Peut-être les Sauterelles pensaient-elles que papa avait éprouvé ce sentiment pour les autres, mais que, forte de trente années de lectures de magazines féminins et d'un avis d'expert sur Lui passer la bague au doigt (Trask, 1990) et La froideur : comment ne pas y attacher d'importance (et le transformer en toutou) (Mars 2000), sans oublier ses propres expériences qui avaient pourtant viré à l'aigre, chaque Sauterelle ou presque (avec la conviction et la ténacité que l'on attribue en général au fanatisme religieux) était convaincue que, à l'instant où il aurait succombé à son charme mielleux, papa se métarmorphoserait. Après quelques bonnes soirées, il saurait à quel point elle était grisante en cuisine, torride au lit, d'agréable compagnie en voiture. C'était donc toujours une grande surprise quand papa éteignait la lumière, chassait sans ménagement la Sauterelle hors de la moustiquaire, et aspergeait la véranda d'insecticide.

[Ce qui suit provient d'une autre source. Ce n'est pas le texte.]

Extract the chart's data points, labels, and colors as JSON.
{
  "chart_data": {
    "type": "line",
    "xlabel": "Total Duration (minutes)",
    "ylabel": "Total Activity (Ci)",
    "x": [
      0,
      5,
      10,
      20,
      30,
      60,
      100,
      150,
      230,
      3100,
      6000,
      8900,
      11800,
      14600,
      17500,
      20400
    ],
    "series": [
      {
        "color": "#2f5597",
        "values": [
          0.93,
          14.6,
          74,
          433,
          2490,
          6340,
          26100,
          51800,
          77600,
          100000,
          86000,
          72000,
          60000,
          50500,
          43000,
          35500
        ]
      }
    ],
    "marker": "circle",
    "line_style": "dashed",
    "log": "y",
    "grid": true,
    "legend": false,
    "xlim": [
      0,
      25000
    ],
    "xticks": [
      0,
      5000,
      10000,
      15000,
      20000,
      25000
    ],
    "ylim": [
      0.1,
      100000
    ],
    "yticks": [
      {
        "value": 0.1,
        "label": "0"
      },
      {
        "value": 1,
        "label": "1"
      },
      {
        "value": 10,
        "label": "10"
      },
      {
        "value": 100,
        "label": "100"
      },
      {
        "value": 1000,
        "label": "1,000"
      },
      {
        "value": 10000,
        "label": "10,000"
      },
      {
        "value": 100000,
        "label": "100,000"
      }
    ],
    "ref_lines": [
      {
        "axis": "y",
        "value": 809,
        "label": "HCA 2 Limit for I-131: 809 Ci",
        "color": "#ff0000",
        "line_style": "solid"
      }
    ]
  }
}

Papa et moi étions des alizés balayant une ville et semant la désolation sur notre passage.

Parfois les Sauterelles tentaient de briser notre élan, croyant avec naïveté que l'on peut dérouter un vent dominant et ainsi influer de façon permanente sur le climat terrestre. Deux jours avant notre déménagement prévu pour Harpsberg, Connecticut, Jessie Rose Rubiman de Newton, Texas, héritière de la franchise Rubiman Moquettes, annonça à papa qu'elle était enceinte de lui. En larmes, elle le supplia de la laisser nous accompagner à Harpsberg, sans quoi papa devrait payer une première somme forfaitaire de 100 000 $, puis une rente mensuelle de 10 000 $ pendant les dix-huit années à venir. Papa ne s'affola nullement. Dans ce genre de cas, il se vantait d'avoir le flegme d'un maître d'hôtel dans un restaurant aux vins hors de prix, avec des soufflés* à commander à l'avance et un chariot de fromages. Sans s'énerver, il exigea un test sanguin.

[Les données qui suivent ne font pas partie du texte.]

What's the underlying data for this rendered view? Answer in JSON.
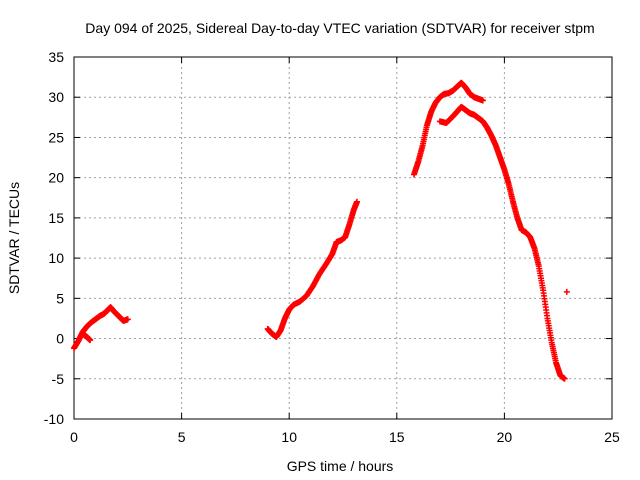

En réalité, Jessie n'était pas enceinte. Elle avait une curieuse grippe intestinale qu'elle avait un peu trop vite confondue avec des nausées matinales. Comme nous nous préparions à partir pour Harpsberg avec une semaine de retard, Jessie laissa sur notre répondeur des monologues sanglotants d'une tristesse infinie. Le jour de notre départ, papa trouva une enveloppe sur le seuil de la véranda. Il voulut la dérober à mon regard. "Notre dernière facture", prétendit-il, car il aurait préféré mourir plutôt que de me montrer les "divigations hormonales d'une folle" dont il était pourtant responsable. Mais six heures plus tard, quelque part dans le Missouri, je subtilisai la lettre dans la boîte à gants alors qu'il faisait halte dans une station-service pour acheter des pastilles contre les brûlures d'estomac.

Papa jugeait les lettres d'amour d'une Sautrerelle aussi laborieuses que l'extraction de l'aluminium, mais pour moi c'était comme découvrir un filon d'or dans du quartz. Nulle part en ce monde, il n'y avait plus pure pépite d'émotion.

J'ai toujours ma collection, qui s'élève à dix-sept au total. Voici ci-dessous un extrait des quatre pages de l'Ode de Jessie à Gareth :

Tu es tout pour moi et j'irais au bout du monde, si tu me le demandais. Mais ce n'est pas le cas, alors je veux bien rester ton amie. Tu vas me manquer. Je suis désolée pour cette histoire d'enfant. J'espère que nous resterons en contact et que tu verras toujours en moi une amie sur qui tu peux compter pour le meilleur et pour le pire. Je suis désolée de t'avoir traité de porc hier au téléphone. Gareth, je te demande d'oublier ce que j'ai été dans nos deux derniers jours et de garder en mémoire la femme heureuse que tu as rencontrée sur la parking du K-Mart.

Va en paix.

Mais la plupart du temps, à part quelques rares bourdonnements du téléphone par une soirée tranquille, il n'y avait que papa et moi, tels George et Martha Washington, Butch Cassidy et le Kid, Fred et Ginger, Mary et Percy Bysshe.